We’ve pointed out before that the Bureau of Labor Statistic’s monthly job report has a well established history of being unreliable and overstated. The Business Employment Dynamics report, which is far more detailed and accurate, but takes time to compile, has come up with vastly lower results than the widely publicized job report. Example: in the third quarter of 2006, the jobs reports claimed 442,000 new jobs were created. The BED found only 19,000 new jobs. That’s an order of magnitude difference that has gotten just about zero press.

The financial press read the job report as positive news for the economy. The Wall Street Journal, in “Economy Picking Up Speed,” said:

The latest data show employment and manufacturing growing at a vigorous rate, suggesting the U.S. economy is regaining momentum after a slow start to 2007. The renewed strength, however, could raise inflation concerns for the Federal Reserve.

Nonfarm employers added 157,000 jobs to their payrolls in May, nearly double the 80,000 new jobs recorded in April, the Labor Department said Friday. Led by the service sector, the rebound brought the three-month average job gain to about 137,000, a pace strong enough to keep unemployment low and wages rising.

Cooler heads beg to differ. Smart Money turns to Barry Ritholtz, who tells us that 157,000 jobs in a month isn’t a good number, even if he believed in it:

“That’s very consistent with a 1% GDP,” says Barry Ritholtz, skeptic-in-chief at Ritholtz Research. “You need a 150,000 jobs a month just to keep up with population growth. In other words, this is essentially no job creation, relative to the population increase.

“With something as big and complicated as the U.S. economy and 143 million employees, you never want to take a single data point. What you want is the trend, the average of the past three months, the past six months. And what we’ve seen so far this year is that job creation is slower than it was last year.”

Ritholtz also takes umbrage at the government’s assertion that new construction outfits it doesn’t yet know about added 40,000 jobs in May, net of those lost when builders went out of business. “There is a planet somewhere in the Star Wars/Star Trek solar system that added 40,000 construction jobs this month,” he says. “But it’s not the United States on Planet Earth. Look at what the home builders are saying. Look at what the commercial construction companies are saying. They’re not hiring — they’re laying off left and right. It’s basically a statistical fabrication.”

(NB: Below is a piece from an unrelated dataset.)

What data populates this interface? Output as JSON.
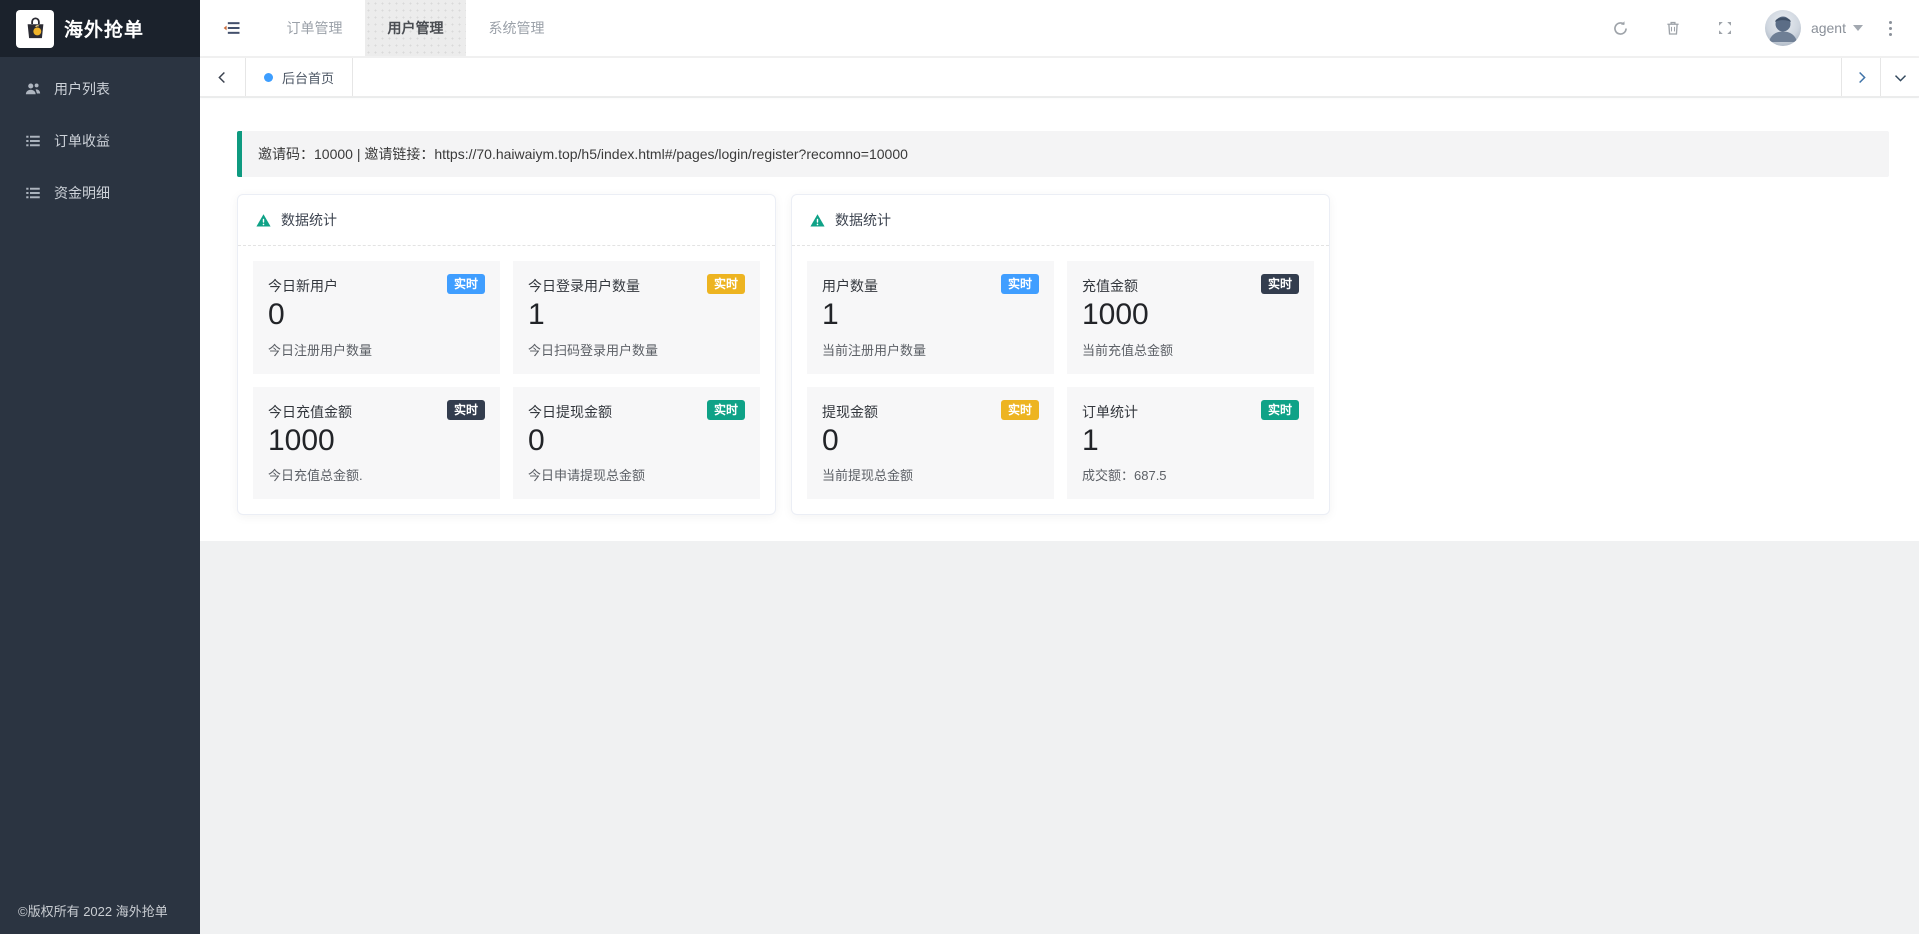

Michael Shedlock at Mish’s Global Economic Trend Analysis is equally caustic:

Once again we have another totally unbelievable jobs report. This makes two in a row. For a recap of last months complete jobs fabrication, please see Birth Death Model Fatally Flawed.

The Birth-Death model is an input (more accurately, a plug) the BLS uses to allow for the effect on employment of the creation and failure of businesses. Back to Shedlock, who starts by quoting a MarketWatch story on the jobs report:

“Construction employment was flat, a continued puzzle to economists who have been expecting declines in the sector that have yet to materialize.”

Puzzle? What puzzle? Let’s take a look at the birth/death model to see if we can resolve the puzzle.


The puzzle is not whether construction jobs were lost (most assuredly they were), the puzzle is in a birth/death model that has added 89,000 construction jobs over the last two months (at a time when housing starts are declining at a 15.7% annualized rate). Wow! But that is not the only birth/death puzzle. The last two months have seen a grand total of 520,000 jobs assumed to have been created by the BLS’s model.

The GDP has plunged to .6% over the last two quarters, the slowest growth since 2002 (see Home Prices Rise:a Surprise?) yet the birth/death model is adding jobs at one of the highest clips ever.

The BLS has not released details of how their model works. Shouldn’t that come under the Freedom of Information Act? Or is the birth/death model a top secret security risk? How does the BLS get away with this nonsense and why does anyone believe these jobs reports? That’s the biggest puzzle of all.